Seoul (DT/dpa) Kurz vor Beginn der Olympischen Spiele hat der Präsident George W. Bush erneut mehr Meinungs- und Religionsfreiheit in China angemahnt. Zugleich verteidigte er seine Teilnahme an der Eröffnungsfeier in Peking an diesem Freitag. „Ich habe siebeneinhalb Jahre chinesische Spitzenpolitiker getroffen und meine Botschaft war immer die gleiche: Sie sollten religiöse Menschen in ihrer Gesellschaft nicht fürchten“, sagte Bush am Mittwoch beim Besuch der südkoreanischen Hauptstadt Seoul. Es sei eine Tatsache, dass religiöse Menschen zur Verbesserung der chinesischen Gesellschaft beitragen würden, meinte Bush. Die chinesische Führung forderte er auf, Menschen zu begrüßen, die ihre Meinung frei äußern könnten.

Es gebe einen zweifachen Grund, warum er zu den Olympischen Spielen reise, rechtfertigte Bush seine Entscheidung zur Teilnahme an der Eröffnungszeremonie. „Erstens, den Chinesen meinen Respekt zu erweisen und zweitens, die US-Mannschaft anzufeuern.“ Zwar handele es sich um eine Sportveranstaltung, doch biete sie zugleich die Gelegenheit, den Chinesen zu sagen, dass die Amerikaner ihre Traditionen und ihre Geschichte respektierten.

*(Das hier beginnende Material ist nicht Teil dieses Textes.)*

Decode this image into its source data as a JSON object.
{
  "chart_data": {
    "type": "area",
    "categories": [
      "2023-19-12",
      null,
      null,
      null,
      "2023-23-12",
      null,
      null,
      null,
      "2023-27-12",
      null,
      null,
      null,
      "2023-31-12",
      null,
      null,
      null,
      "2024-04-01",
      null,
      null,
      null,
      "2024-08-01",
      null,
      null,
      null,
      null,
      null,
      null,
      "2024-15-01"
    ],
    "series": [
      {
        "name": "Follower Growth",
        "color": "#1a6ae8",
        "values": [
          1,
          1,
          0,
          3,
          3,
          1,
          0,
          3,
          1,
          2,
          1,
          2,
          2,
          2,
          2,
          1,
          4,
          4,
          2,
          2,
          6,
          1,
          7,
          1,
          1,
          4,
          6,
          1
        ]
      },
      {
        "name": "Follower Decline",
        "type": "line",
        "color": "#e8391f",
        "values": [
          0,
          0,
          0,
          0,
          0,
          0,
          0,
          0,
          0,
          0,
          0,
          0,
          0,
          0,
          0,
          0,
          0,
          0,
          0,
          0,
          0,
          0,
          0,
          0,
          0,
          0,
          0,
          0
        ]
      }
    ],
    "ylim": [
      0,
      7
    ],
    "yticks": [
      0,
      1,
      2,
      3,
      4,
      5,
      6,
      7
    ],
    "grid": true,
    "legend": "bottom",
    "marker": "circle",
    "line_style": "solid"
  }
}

Bush hatte bereits zuvor angekündigt, in China offen über Menschenrechte und Religionsfreiheit sprechen zu wollen. Menschenrechtsgruppen hatten ihn aufgerufen, wegen der eingeschränkten politischen Freiheiten in China auf die Teilnahme an der Eröffnungsfeier zu verzichten.

Bush reiste nach seinen Gesprächen mit dem südkoreanischen Präsidenten Lee Myung Bak am Mittwoch zunächst nach Thailand weiter. In Südkorea hatte er Nordkorea noch dazu aufgerufen, die Zusagen zum Abbau seines Atomwaffenprogramms vollständig zu erfüllen und einem entsprechenden Kontrollverfahren zuzustimmen. Bis zur geplanten Streichung von der US-Liste der Terrorismus-Unterstützer müsse die Führung in Pjöngjang noch „eine Menge tun“, sagte Bush in Seoul. Dazu gehörten Überprüfungsmaßnahmen in Nordkorea, denen man vertrauen könne.